The program will focus on operating under established rules rather than waivers, collecting data to develop performance-based standards, collecting and addressing community feedback and understanding the societal and community benefits, and to streamline the approval processes for UAS integration, FAA officials explained.
Joe C. says
Part of the problem may be that our aviation vocabulary is not sensitive enough to readily distinguish remote-piloted devices from autonomous air vehicles, nor those that do not operate from prepared landing sites (airports, heliports, vertiports, seaplane bases) from those that do.
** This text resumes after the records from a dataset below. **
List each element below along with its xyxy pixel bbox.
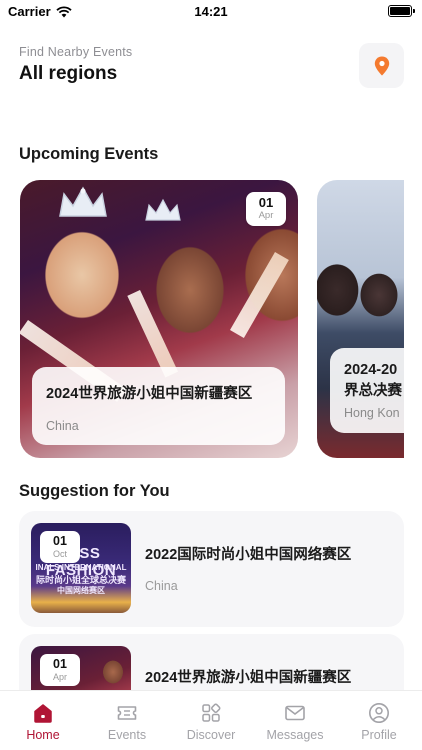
suggestion-title-text: 2024世界旅游小姐中国新疆赛区 — [145, 670, 352, 686]
event-title: 2024-20 界总决赛 — [344, 360, 404, 402]
event-title: 2024世界旅游小姐中国新疆赛区 — [46, 386, 253, 402]
home-icon — [34, 704, 52, 723]
status-time: 14:21 — [194, 4, 228, 19]
location-pin-icon — [374, 56, 389, 75]
tab-events[interactable]: Events — [85, 691, 169, 750]
event-thumbnail: MISS FASHION INALS INTERNATIONAL 际时尚小姐全球… — [31, 523, 131, 613]
event-location: Hong Kon — [344, 406, 400, 420]
crown-image — [145, 198, 181, 221]
tab-discover[interactable]: Discover — [169, 691, 253, 750]
sash-decoration — [230, 252, 289, 338]
grid-icon — [202, 703, 221, 722]
tab-home[interactable]: Home — [1, 691, 85, 750]
event-title-line: 界总决赛 — [344, 383, 402, 399]
event-date-badge: 01 Apr — [40, 654, 80, 686]
tab-label: Discover — [186, 728, 236, 742]
tab-label: Profile — [361, 728, 397, 742]
ticket-icon — [117, 706, 137, 720]
event-info-panel: 2024世界旅游小姐中国新疆赛区 China — [32, 367, 285, 445]
suggestion-location: China — [145, 579, 178, 593]
thumbnail-text: INALS INTERNATIONAL — [35, 563, 127, 572]
upcoming-event-card[interactable]: 01 Apr 2024世界旅游小姐中国新疆赛区 China — [20, 180, 298, 458]
bottom-tab-bar: Home Events Discover Messages Profile — [0, 690, 422, 750]
event-date-badge: 01 Oct — [40, 531, 80, 563]
region-selector[interactable]: All regions — [19, 63, 117, 85]
event-location: China — [46, 419, 79, 433]
crown-image — [59, 186, 107, 217]
event-month: Apr — [52, 672, 67, 682]
event-title-line: 2024-20 — [344, 362, 398, 378]
location-button[interactable] — [359, 43, 404, 88]
status-bar: Carrier 14:21 — [0, 0, 422, 24]
event-info-panel: 2024-20 界总决赛 Hong Kon — [330, 348, 404, 433]
thumbnail-text: 中国网络赛区 — [57, 586, 105, 595]
find-nearby-label: Find Nearby Events — [19, 45, 133, 59]
suggestion-title: Suggestion for You — [19, 482, 170, 500]
tab-profile[interactable]: Profile — [337, 691, 421, 750]
tab-messages[interactable]: Messages — [253, 691, 337, 750]
suggestion-title-text: 2022国际时尚小姐中国网络赛区 — [145, 547, 352, 563]
tab-label: Home — [26, 728, 60, 742]
event-day: 01 — [53, 657, 67, 671]
event-month: Apr — [258, 210, 274, 221]
sash-decoration — [127, 290, 179, 378]
upcoming-events-carousel[interactable]: 01 Apr 2024世界旅游小姐中国新疆赛区 China 2024-20 界总… — [0, 180, 404, 460]
person-icon — [369, 703, 389, 723]
upcoming-events-title: Upcoming Events — [19, 145, 159, 163]
tab-label: Events — [107, 728, 147, 742]
event-month: Oct — [52, 549, 67, 559]
upcoming-event-card[interactable]: 2024-20 界总决赛 Hong Kon — [317, 180, 404, 458]
envelope-icon — [285, 705, 305, 721]
tab-label: Messages — [266, 728, 324, 742]
suggestion-item[interactable]: MISS FASHION INALS INTERNATIONAL 际时尚小姐全球… — [19, 511, 404, 627]
event-day: 01 — [53, 534, 67, 548]
event-date-badge: 01 Apr — [246, 192, 286, 226]
battery-icon — [388, 5, 415, 17]
event-day: 01 — [258, 195, 274, 210]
It appears to me the safety endgame for remote-piloted devices and autonomous vehicles that do not require prepared landing sites likely will be altitude segregation (some devices and vehicles staying lower than legacy traffic) combined with exclusion bubbles to the surface around prepared landing sites (and, for security reasons, exclusion bubbles around other sensitive areas and structures), similar to the way part 103 vehicles operate under part 91 in the U.S. This is essentially a procedural solution readily available today. For remote-piloted devices and autonomous air vehicles that must operate from prepared landing sites, the endgame is likely to be safe integration with see-and-avoid traffic rather than some kind of procedural separation; this appears to be essentially a technological problem that is not completely solved today. It would be nice if our aviation vocabulary readily distinguished among these devices and vehicles based on relevant characteristics inasmuch as they seem to present quite different problem sets and imply different kinds of solutions on apparently different timelines. For a suggested vocabulary that distinguishes among aviation operations in a manner consistent with both the current regulatory structure and the characteristics of operations, see, e.g., “Right Words Make Right Regs,” General Aviation Security magazine (Spring 2012), p.10.
gbigs says
No one cares about a program like this except those that want to fly drones. FOR WE AIRCRAFT OWNERS AND PILOTS we ONLY care that these things do not become a hazard. I see nothing that the FAA is doing to make that a priority.
Joe C. says
My comment at 11:50 was in reply to yours, gbigs. I’m not sure it makes much sense as a stand-alone. Joe C.